Мне понадобилось немало лет, чтобы осознать, что хотя мои бабка и дед всегда жили достаточно стесненно, в Великую депрессию они лишились абсолютно всего. Жалкая лачуга, про которую писал отец, до сих пор цела, уцелели и двадцать акров[5] пахотной земли, некогда бывшие фермой, их теперь арендует другой человек, и у него своей земли сотни и сотни акров. Но продать ферму у отца и в мыслях не было. Когда ему стало хуже, он с легкостью решил расстаться с домом, который некогда построил для себя и матери из собственноручно поваленных деревьев, где родились и выросли мы с сестрой, но старую родительскую ферму завещал мне, своему блудному сыну, врачу-психиатру, живущему в Нью-Йорке.

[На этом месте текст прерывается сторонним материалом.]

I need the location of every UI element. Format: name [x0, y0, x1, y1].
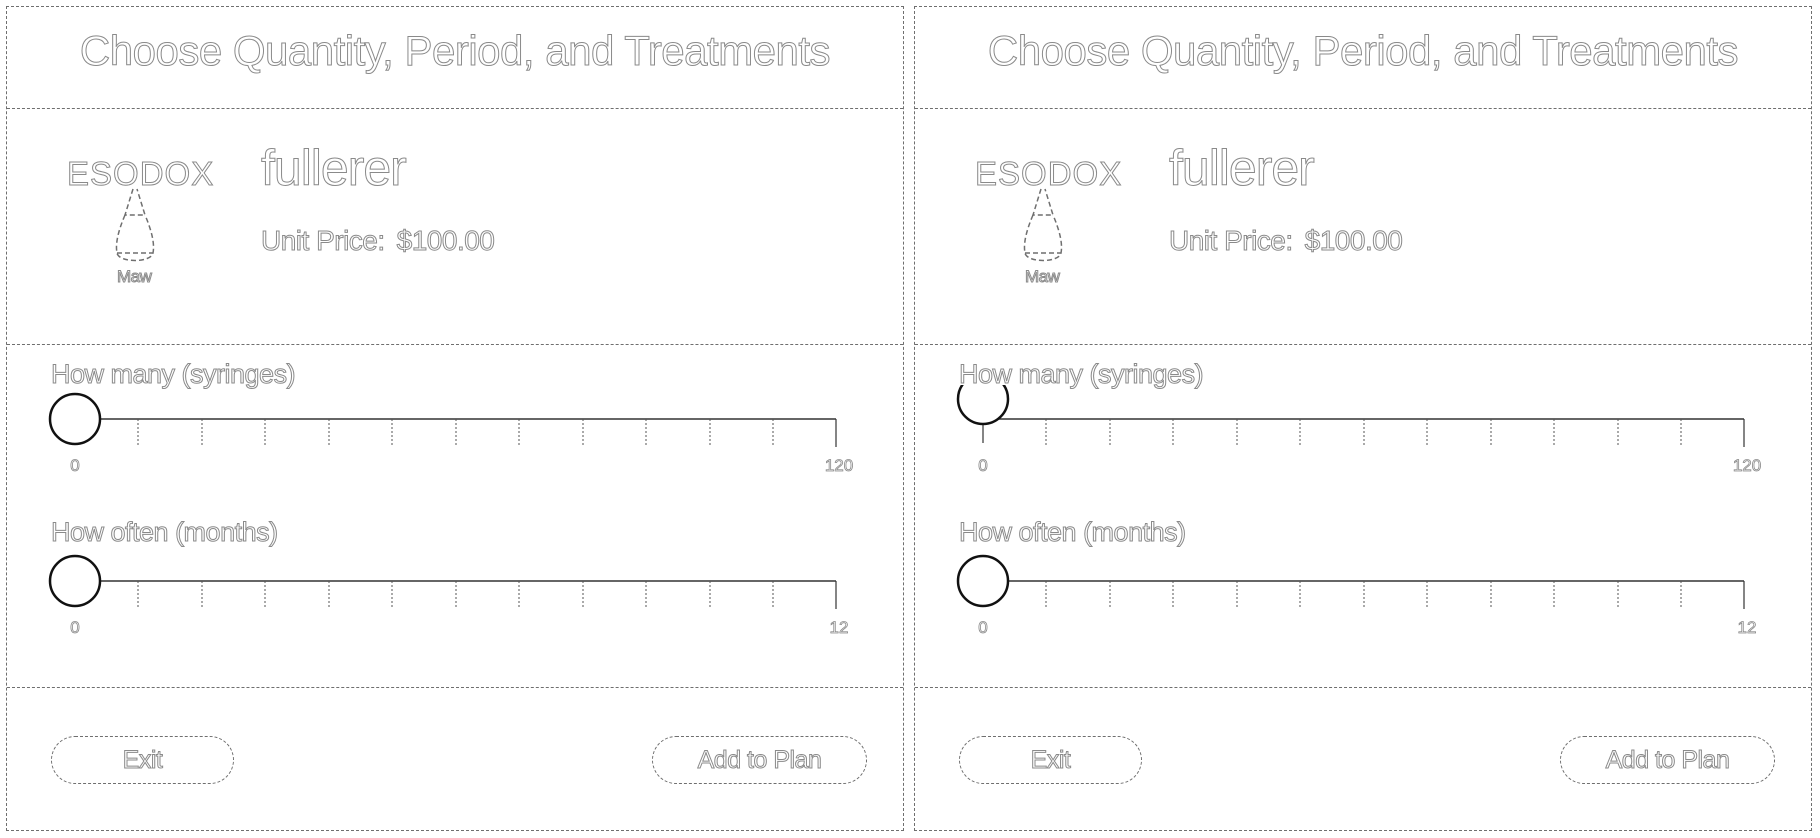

Сколько я помню своего деда, он всегда молчал. Молча сидел в мягком кресле и смотрел на огонь в печи. Рядом с ним на шатком столике стояла пепельница. Этот предмет чрезвычайно занимал мое детское воображение, потому что я находил его неприличным — черный унитаз с золотым стульчаком, и это был единственный унитаз, на который дед с бабкой смогли наскрести денег за всю свою жизнь. В доме всегда пахло плесенью, а зимой еще и гарью. Нам никто не запрещал лазить на чердак, но забирались мы туда редко. Помню узкую лестницу, ведущую к трем крошечным комнаткам под крышей. Одна из них служила деду спальней. Как-то раз я прокрался по ступенькам и вошел туда. Не знаю, сколько мне тогда было, лет, наверное, восемь, не больше. Сквозь маленькое оконце лился тусклый свет, и я смотрел на танцующие в луче пылинки, на узкую кровать у стены, стопки пожелтевших газет, повисшие клочьями обои, пыльные книжки на старом комоде, табачные кисеты и сваленную в угол одежду, смотрел с ощущением смутного ужаса в душе. Наверное, мне передалось некое подспудное чувство неприкаянности и утраты, но чего именно утраты, я тогда не знал. Я, как сейчас, слышу за спиной материнский голос, который говорит, что нечего мне там делать. Мама как раз всегда все знала. Она словно угадывала то, что для других было закрыто. И никакой особой строгости в ее тоне не было, но самый факт ее вмешательства привел к тому, что все происшедшее навсегда врезалось мне в память. Я еще подумал, может, в комнате находится что-то запретное, чего мне видеть нельзя.